Ichiro’s hit was the deciding factor of five games between the squads, with Japan winning the impromptu series 3-2.

“I would say Japan is the best team in the world,” said Lee Bum Ho, who sent the game into extra innings with a single in the ninth.

“In the first WBC Japan won and in the second Japan won again. I believe in terms of their world record, they were the best and the strongest.

“We did our best against the strongest and best team. I believe it will help us a great deal. It will be our greatest glory as our players were playing their very best against the very best team.”

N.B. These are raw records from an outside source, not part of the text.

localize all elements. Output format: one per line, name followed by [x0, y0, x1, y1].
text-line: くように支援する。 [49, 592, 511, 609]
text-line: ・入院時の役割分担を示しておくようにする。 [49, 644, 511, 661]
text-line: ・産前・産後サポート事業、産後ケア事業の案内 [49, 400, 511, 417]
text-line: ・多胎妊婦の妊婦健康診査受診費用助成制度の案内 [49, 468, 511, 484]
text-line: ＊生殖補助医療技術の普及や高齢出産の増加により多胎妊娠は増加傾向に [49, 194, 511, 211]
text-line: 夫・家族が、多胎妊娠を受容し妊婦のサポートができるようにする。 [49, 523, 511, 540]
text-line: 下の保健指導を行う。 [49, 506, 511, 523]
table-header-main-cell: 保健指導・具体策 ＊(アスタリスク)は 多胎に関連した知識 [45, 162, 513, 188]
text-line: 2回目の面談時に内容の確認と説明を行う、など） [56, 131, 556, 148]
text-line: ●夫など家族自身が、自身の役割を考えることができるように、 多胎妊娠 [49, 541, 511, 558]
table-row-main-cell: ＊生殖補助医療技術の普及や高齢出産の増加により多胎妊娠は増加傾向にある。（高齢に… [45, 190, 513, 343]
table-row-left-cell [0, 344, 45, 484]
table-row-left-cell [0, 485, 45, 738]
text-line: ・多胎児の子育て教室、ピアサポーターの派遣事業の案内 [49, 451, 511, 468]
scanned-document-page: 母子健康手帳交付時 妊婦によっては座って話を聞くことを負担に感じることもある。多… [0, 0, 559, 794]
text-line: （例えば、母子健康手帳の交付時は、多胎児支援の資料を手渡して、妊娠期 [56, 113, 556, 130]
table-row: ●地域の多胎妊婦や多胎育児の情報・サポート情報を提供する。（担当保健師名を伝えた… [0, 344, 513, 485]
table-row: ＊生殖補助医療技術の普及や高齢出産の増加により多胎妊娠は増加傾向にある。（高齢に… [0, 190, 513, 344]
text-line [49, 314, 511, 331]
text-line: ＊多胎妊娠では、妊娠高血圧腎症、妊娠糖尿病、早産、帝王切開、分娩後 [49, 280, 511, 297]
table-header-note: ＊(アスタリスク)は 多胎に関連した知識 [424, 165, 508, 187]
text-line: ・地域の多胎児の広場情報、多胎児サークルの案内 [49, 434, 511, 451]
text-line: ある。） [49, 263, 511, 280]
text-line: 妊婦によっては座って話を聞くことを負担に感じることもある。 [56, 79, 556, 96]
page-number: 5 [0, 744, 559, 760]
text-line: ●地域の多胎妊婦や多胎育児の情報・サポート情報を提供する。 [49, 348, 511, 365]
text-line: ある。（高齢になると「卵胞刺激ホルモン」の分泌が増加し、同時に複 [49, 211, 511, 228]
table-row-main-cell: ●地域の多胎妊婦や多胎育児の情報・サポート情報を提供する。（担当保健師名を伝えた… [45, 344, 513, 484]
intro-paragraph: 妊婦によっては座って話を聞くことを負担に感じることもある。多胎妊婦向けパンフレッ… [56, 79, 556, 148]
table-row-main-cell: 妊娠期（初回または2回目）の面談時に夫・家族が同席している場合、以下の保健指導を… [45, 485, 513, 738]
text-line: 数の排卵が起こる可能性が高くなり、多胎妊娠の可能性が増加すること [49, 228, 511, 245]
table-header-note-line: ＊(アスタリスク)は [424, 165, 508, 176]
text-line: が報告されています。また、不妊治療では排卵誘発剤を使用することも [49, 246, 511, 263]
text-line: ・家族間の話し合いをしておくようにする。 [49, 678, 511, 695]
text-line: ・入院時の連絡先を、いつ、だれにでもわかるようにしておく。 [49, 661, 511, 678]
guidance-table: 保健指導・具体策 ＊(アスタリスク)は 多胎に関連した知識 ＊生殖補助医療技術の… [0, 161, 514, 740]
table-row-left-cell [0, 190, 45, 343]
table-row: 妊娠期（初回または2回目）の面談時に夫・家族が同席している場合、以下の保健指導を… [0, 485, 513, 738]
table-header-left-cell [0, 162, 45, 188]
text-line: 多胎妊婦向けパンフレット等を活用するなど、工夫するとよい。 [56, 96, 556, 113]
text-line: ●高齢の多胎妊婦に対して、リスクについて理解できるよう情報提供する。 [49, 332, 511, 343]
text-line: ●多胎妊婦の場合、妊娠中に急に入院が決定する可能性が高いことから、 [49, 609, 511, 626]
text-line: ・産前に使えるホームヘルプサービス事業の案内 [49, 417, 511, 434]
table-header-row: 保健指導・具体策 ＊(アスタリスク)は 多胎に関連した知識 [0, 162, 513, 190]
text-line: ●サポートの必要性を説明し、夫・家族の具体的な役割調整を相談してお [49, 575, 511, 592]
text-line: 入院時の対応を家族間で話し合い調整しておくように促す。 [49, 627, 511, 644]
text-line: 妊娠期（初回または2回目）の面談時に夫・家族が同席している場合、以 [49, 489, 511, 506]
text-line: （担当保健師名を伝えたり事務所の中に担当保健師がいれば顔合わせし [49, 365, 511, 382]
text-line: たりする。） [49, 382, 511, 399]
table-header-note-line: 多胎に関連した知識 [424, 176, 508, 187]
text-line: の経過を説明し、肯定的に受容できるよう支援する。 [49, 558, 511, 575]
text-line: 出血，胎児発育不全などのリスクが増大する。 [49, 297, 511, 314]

South Korea felt Japan’s wrath in their first meeting, a 14-2 Japan victory at Tokyo Dome. The Koreans bounced back with a 1-0 victory behind 5 1/3 shutout innings from pitcher Bong Jung Keun.

Bong and South Korea topped Japan again when the tournament moved to San Diego for the second round. Bong went 5 1/3 innings again, this time allowing a run on three hits, in the 4-1 victory in the teams’ third meeting.

Japan avenged the loss with a 6-2 win in the second-round finale to set up the fifth and final game.

The title game had everything a fan could ask for, a pitcher’s duel, loud and passionate fans and a game-winning hit in extra innings as Japan edged the Koreans one last time.

“Japan has many major leaguers,” Bong said. “Even the players who play in the Japanese league were the very best of Japan. I believe they are a great team and had great players. They did their very best until the end.”

Bong said his team had no regrets after the final out of the WBC saw it on the losing end.

“I am proud they (Japan) fought and did their best,” Bong said. “Korea, itself, did not give up until the very end (either). So our players and our team and all of the coaches and our manager have no regrets about leaving anything on the field in this game.”

South Korea gave the Japanese all they could handle and more, and seems poised to take its place as a baseball power.

“I believe that Korean baseball is a wonderful style,” Hara said. “It’s a wonderful country that has that specific style. You have organizational power and speed. They’re at the world level now, I believe.”

“Playing against Korea, there were three wins and two losses. In that sense Japan was able to lead somewhat. But in baseball, wins and losses are just paper-thin differences, especially in this World Baseball Classic,” Hara continued. “The fact two Asian countries were able to play each other in the finals is something that we and the Koreans can be proud of.”